One of the earliest and most-praised documentary features was a 1929 compilation film called The Man with a Movie Camera, by Dziga Vertov, which shot original footage of everyday life around modern-day Moscow, and edited it together to form an abstract meditation on the joys and horrors of modern urban living. I love the film, although many find its lack of straightforward storytelling to be frustrating. One of the most famous compilation films is Godfrey Reggio's 1982 nature film Koyaanisqatsi (pronounced koy-YAN-iss-KOT-see), which is a long series of very well-photographed images of natural phenomenon, each typically juxtaposed with images of ever-growing cityscapes. Koyaanisqatsi, without a word, makes a bold statement about the encroaching human destruction into the natural world. The title is a Hopi word meaning “life out of balance.”
The actual aesthetics of documentary filmmaking can, of course, be faked. Many enterprising filmmakers have, over the years, made fictional films as if they were documentaries, featuring natural camera movement, cleverly scripted “testimonials,” and a loose storytelling form. These so-called “mockumentaries” cast a playful and dubious light on the entire documentary form. Heck, if it can be faked, what's to say that any documentary is real? Of course all docs, however real, are going to be a commentary of some kind.
Mockumentaries have been, for the most part, comedy films. Rob Reiner's celebrated 1984 film This is Spinal Tap follows the exploits of a burned-out (fictional) British metal band as they run into personality conflicts, bad luck, infighting, outright stupidity, and ever-dwindling audiences. It's hilarious. Although the fake-doc form has also been recently used in films like Paranormal Activity to make the everyday seem horrific.

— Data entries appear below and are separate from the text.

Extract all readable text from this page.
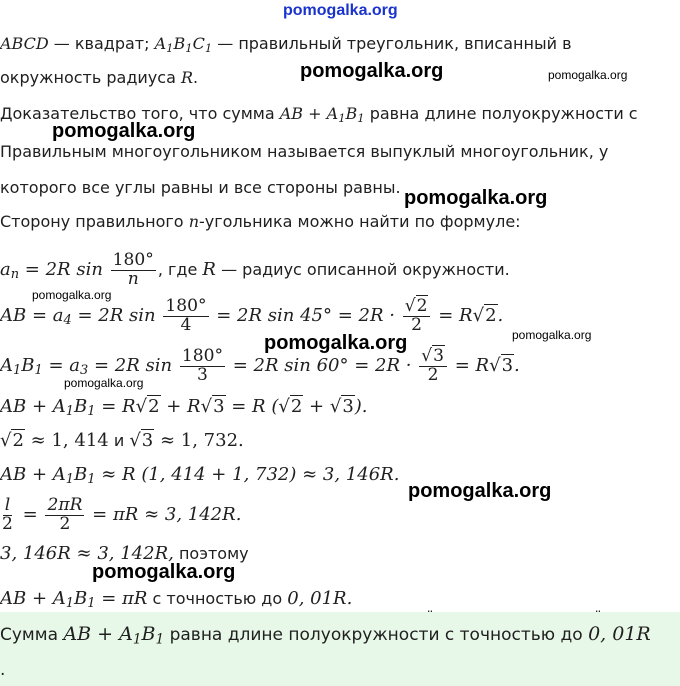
pomogalka.org
ABCD — квадрат; $A_1B_1C_1$ — правильный треугольник, вписанный в
окружность радиуса R.	pomogalka.org	pomogalka.org
Доказательство того, что сумма AB + $A_1B_1$ равна длине полуокружности с
pomogalka.org
Правильным многоугольником называется выпуклый многоугольник, у
которого все углы равны и все стороны равны. pomogalka.org
Сторону правильного n-угольника можно найти по формуле:
$a_n = 2R$ $\sin \frac{180^\circ}{n}$ , где R — радиус описанной окружности.
pomogalka.org
AB = $a_4 = 2R$ $\sin \frac{180^\circ}{4} = 2R$ $\sin 45^\circ = 2R \cdot \frac{√2}{2} = R√2$.
pomogalka.org
pomogalka.org
$A_1B_1 = a_3 = 2R$ $\sin \frac{180^\circ}{3} = 2R$ $\sin 60^\circ = 2R \cdot \frac{√3}{2} = R√3$.
pomogalka.org
AB + $A_1B_1 = R√2 + R√3 = R$ (√2 + √3).
√2 ≈ 1, 414 и √3 ≈ 1, 732.
AB + $A_1B_1 \approx R$ (1, 414 + 1, 732) ≈ 3, 146R.
pomogalka.org
$\frac{l}{2} = \frac{2\pi R}{2} = \pi R \approx 3$, 142R.
3, 146R ≈ 3, 142R, поэтому
pomogalka.org
AB + $A_1B_1 = \pi R$ с точностью до 0, 01R.
Сумма AB + $A_1B_1$ равна длине полуокружности с точностью до 0, 01R
.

All of these forms are legitimate and moving and a vital part of the cinematic landscape. Documentaries, perhaps more than fiction films, capture the truth. It can be said that it is just another way to tell a story. This is true. Documentaries are texture, living, theatrical objects, and let us look at life objectively.
Homework for the Week:
Watch any one of the documentaries I listed above. This is Spinal Tap counts. Do you like the documentary form? Which of the types I listed above do you prefer? If you were to make a documentary film, which form would you use? What topic would you make it about? Which form is most appropriate for your subject? If you wanted to make a polemical film, intended to make a salient political point, would it be better to make a documentary, or a fictional film? When is “documentary style” used in a fictional film going to be appropriate?